In reflecting upon this, Maximus unpacks what Jesus Christ’s human nature is like as this helps us understand what really is human nature before the Fall–an important topic due to the Christological disputes of the day. Because of this doctrines of anthropology, gnomic and free will, original sin, soteriology, the atonement, and more are unpacked throughout the book. Click here to view part II.
As follows are quotations from Maximus at length. I offer a brief synopsis of my own thoughts on topics that may be hard to ascertain without reading the book in its entirety. These thoughts of mine are obviously secondary in nature to the teaching of the saint.
What the Passions Are
Maximus teaches that passions are essentially the opposite of dispassion (big surprise). Passions originate by exciting within man things that are natural and good (such as eating, Godliness, or the like) and when these “assaults” or suggestions work their way into a man’s mind, natural desires become converted into passions (covered in more detail in the next section).
By passions I mean pleasure, grief, desire, fear, and what follows from them. (1.1)

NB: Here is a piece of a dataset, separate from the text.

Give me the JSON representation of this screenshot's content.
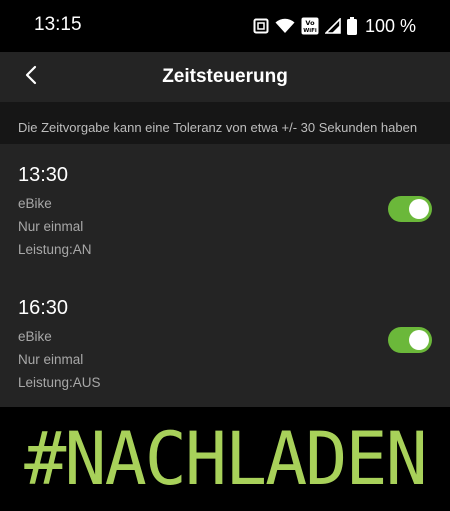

The unclean spirits are accustomed to lead men astray by deceitfully exciting passions that are contrary to nature under the appearance of those that are natural. (21, Scholia 6)
Evil is observed in rational beings according to passion that comes about contrary to nature, not by natural potential. (44, Scholia 4)
The Origin of the Passions and Original Sin
The origin of original sin is important, because if we misunderstand this we misunderstand both human nature (which means we misunderstand Jesus Christ Himself) and associated Marian doctrines (such as those revolving around her conception.)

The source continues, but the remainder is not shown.